Alex Chen

Posted on Mar 23

Browser Fingerprinting and CAPTCHAs: Why Headless Chrome Gets Caught and How to Fix It

You launch your Playwright scraper in headless mode. It works on page 1. By page 3, you're staring at a CAPTCHA. Switch to headed mode — no CAPTCHA for 50 pages.

What's going on? Browser fingerprinting. Anti-bot systems don't just check your IP — they analyze dozens of browser properties to decide if you're human. Let's break down exactly what they check and how to handle it.

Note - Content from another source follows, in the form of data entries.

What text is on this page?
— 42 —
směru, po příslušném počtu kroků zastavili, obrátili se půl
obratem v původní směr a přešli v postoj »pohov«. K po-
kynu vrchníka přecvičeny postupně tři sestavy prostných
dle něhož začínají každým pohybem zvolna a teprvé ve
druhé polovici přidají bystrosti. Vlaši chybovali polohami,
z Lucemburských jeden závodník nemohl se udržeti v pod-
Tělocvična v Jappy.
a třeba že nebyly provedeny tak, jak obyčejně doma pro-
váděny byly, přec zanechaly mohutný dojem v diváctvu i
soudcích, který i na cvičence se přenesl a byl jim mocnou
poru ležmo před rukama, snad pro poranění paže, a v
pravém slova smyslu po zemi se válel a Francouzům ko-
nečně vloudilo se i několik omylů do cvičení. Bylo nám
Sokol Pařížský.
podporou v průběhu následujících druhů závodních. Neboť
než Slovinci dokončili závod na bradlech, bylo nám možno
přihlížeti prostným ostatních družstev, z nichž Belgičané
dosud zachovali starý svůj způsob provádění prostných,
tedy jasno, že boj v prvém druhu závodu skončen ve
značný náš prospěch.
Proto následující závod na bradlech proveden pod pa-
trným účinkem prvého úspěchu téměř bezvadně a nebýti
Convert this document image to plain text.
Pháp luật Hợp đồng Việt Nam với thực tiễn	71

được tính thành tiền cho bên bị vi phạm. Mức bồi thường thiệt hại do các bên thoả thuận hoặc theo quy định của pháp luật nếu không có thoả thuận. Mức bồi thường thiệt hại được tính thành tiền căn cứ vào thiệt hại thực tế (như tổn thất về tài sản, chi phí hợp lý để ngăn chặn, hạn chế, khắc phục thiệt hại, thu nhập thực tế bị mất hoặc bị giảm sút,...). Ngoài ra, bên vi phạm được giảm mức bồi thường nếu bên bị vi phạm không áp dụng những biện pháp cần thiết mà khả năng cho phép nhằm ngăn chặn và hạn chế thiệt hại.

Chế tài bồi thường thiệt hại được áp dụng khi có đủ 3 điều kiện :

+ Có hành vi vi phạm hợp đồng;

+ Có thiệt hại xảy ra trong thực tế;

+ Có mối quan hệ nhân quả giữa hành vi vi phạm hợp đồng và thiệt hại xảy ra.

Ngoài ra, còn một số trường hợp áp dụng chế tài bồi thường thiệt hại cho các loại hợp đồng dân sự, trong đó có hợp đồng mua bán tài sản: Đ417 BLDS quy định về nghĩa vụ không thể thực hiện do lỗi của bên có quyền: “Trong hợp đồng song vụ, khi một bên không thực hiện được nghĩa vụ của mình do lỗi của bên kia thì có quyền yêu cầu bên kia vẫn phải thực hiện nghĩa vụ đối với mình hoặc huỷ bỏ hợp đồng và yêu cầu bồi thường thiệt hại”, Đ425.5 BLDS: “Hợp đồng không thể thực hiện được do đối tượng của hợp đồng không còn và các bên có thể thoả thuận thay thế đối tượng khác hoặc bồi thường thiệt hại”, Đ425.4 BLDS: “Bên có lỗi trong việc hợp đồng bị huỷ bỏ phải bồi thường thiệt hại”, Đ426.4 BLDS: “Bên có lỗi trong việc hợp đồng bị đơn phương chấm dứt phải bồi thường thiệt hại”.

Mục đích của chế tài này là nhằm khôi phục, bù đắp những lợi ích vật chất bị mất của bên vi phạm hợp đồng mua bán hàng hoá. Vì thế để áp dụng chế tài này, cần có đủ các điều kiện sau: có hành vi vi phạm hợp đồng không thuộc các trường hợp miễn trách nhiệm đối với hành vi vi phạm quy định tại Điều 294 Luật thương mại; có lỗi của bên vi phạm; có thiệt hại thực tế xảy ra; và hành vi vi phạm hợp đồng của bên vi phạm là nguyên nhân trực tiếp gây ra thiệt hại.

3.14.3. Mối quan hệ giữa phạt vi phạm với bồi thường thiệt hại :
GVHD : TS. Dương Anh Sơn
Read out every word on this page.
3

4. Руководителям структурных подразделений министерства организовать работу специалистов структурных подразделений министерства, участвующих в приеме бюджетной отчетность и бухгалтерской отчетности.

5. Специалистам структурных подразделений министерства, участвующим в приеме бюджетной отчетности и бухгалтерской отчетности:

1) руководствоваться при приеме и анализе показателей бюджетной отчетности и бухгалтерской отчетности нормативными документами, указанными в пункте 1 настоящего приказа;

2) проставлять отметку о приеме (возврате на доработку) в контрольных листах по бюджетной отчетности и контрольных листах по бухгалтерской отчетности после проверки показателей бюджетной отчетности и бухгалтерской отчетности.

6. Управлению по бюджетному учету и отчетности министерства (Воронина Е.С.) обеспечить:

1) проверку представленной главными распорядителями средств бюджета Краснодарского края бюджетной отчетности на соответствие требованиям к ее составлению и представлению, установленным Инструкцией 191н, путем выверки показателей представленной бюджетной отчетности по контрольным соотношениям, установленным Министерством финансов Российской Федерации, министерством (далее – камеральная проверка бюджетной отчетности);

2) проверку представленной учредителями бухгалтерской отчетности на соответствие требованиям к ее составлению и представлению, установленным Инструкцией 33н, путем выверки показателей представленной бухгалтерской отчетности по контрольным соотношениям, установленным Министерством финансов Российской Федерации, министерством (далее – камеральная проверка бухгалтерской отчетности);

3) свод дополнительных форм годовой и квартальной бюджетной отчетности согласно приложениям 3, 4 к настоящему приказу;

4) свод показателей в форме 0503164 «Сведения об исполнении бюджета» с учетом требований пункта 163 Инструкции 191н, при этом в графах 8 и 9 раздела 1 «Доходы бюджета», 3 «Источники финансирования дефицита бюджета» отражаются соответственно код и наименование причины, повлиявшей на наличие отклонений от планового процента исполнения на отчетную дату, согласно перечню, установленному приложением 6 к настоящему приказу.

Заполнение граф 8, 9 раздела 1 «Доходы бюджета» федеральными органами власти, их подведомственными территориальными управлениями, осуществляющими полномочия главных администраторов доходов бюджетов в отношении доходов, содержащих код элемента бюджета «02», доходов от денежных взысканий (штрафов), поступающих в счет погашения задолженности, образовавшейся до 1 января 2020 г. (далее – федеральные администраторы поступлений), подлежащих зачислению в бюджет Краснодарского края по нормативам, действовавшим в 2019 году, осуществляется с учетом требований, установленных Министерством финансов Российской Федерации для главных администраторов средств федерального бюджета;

What Is Browser Fingerprinting?

Every browser exposes properties through JavaScript APIs. Anti-bot services collect these into a "fingerprint" — a unique identifier for your browser session:

// Just a sample of what gets collected
{
  userAgent: navigator.userAgent,
  platform: navigator.platform,
  languages: navigator.languages,
  hardwareConcurrency: navigator.hardwareConcurrency,
  deviceMemory: navigator.deviceMemory,
  screenResolution: [screen.width, screen.height],
  colorDepth: screen.colorDepth,
  timezone: Intl.DateTimeFormat().resolvedOptions().timeZone,
  webglVendor: getWebGLVendor(),
  webglRenderer: getWebGLRenderer(),
  canvas: getCanvasFingerprint(),
  audioContext: getAudioFingerprint(),
  fonts: getInstalledFonts(),
  plugins: navigator.plugins.length,
  touchSupport: navigator.maxTouchPoints,
}

How Headless Chrome Gets Detected

Headless Chrome has several telltale signs:

1. The navigator.webdriver Flag

// Headless Chrome:
navigator.webdriver  // true ← BUSTED

// Real Chrome:
navigator.webdriver  // undefined or false

2. Missing Plugins

// Real Chrome: has PDF viewer, etc.
navigator.plugins.length  // 3-5

// Headless Chrome:
navigator.plugins.length  // 0 ← suspicious

3. WebGL Renderer

// Real Chrome:
getWebGLRenderer()  // "ANGLE (NVIDIA GeForce...)"

// Headless Chrome:
getWebGLRenderer()  // "Google SwiftShader" ← dead giveaway

4. Chrome Object

// Real Chrome:
window.chrome  // {runtime: {...}, ...}

// Headless Chrome:
window.chrome  // undefined ← missing

5. Permissions API Behavior

// Real Chrome:
navigator.permissions.query({name: "notifications"})
  .then(p => p.state)  // "prompt" or "denied"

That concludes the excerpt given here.